After the past 3 entries, this is not a post that contains grossness.
Willa is eight months old. I feel that eight months ago someone hit some switch that sped up life. Everything moves faster now - I do, Jim does, the dogs zip away when they've had enough of Willa trying to pull herself to a standing position using their fur, their backs their ears... fast. She's growing up sooo fast.
That's okay, because since her birth everything has been intensified, for good and bad. Cold feels colder when worrying about little hands outside. Hard is harder when you hear a baby's head hit the floor after another failed attempt to climb whatever is not the floor. Poop (okay, a little grossness here), teeth, and laughter are all more important and exciting. When Willa turns and smiles at me, I feel like the sun shines for me, and choirs and orchestras play the Hallelujah Chorus for me, for us. A baby is good for the ego - when baby is content. Worry is more, and happy is more, peace is more, and gratitude and tired is way, way, way more. Christmas is more. Appreciation for my own parents and family are more. Partnership and team are more (Jim and husband and dad are more, more). Stress is more. Most importantly, joy. Joy is coming out of me like lava out of a volcano. Not the streaming lazy way - but the explosive, straight up in the air with power and substance and roar kind of joy.
We're all working on something.

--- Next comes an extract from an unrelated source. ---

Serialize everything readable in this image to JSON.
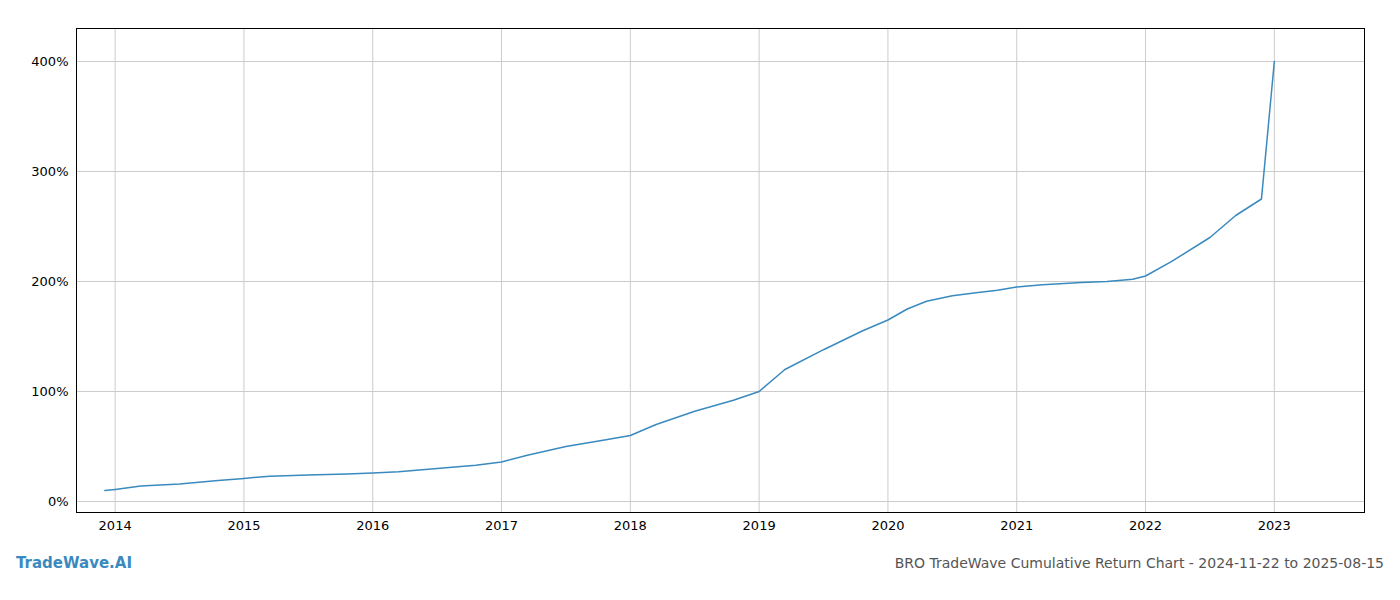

I think I need to let the bad mores fade behind the joy lava rush and good mores.
I wrote the above on the 5th, and am getting back to post it today, the 6th. Jim and I went to a fundraiser for the childrens' hospital in town last night. It was moving, and sad and joyful, and reminded me over and over that we are very fortunate to have a child who is healthy and happy. I need to stop feeling sorry for myself for sleepless nights. We hope to never visit the hospital. Leaving the event, I couldn't wait to pick Willa up at her grandma and grandpa's and hug her tight and smell her hair.
I think that I am more because of her. Thank you, Willa bird.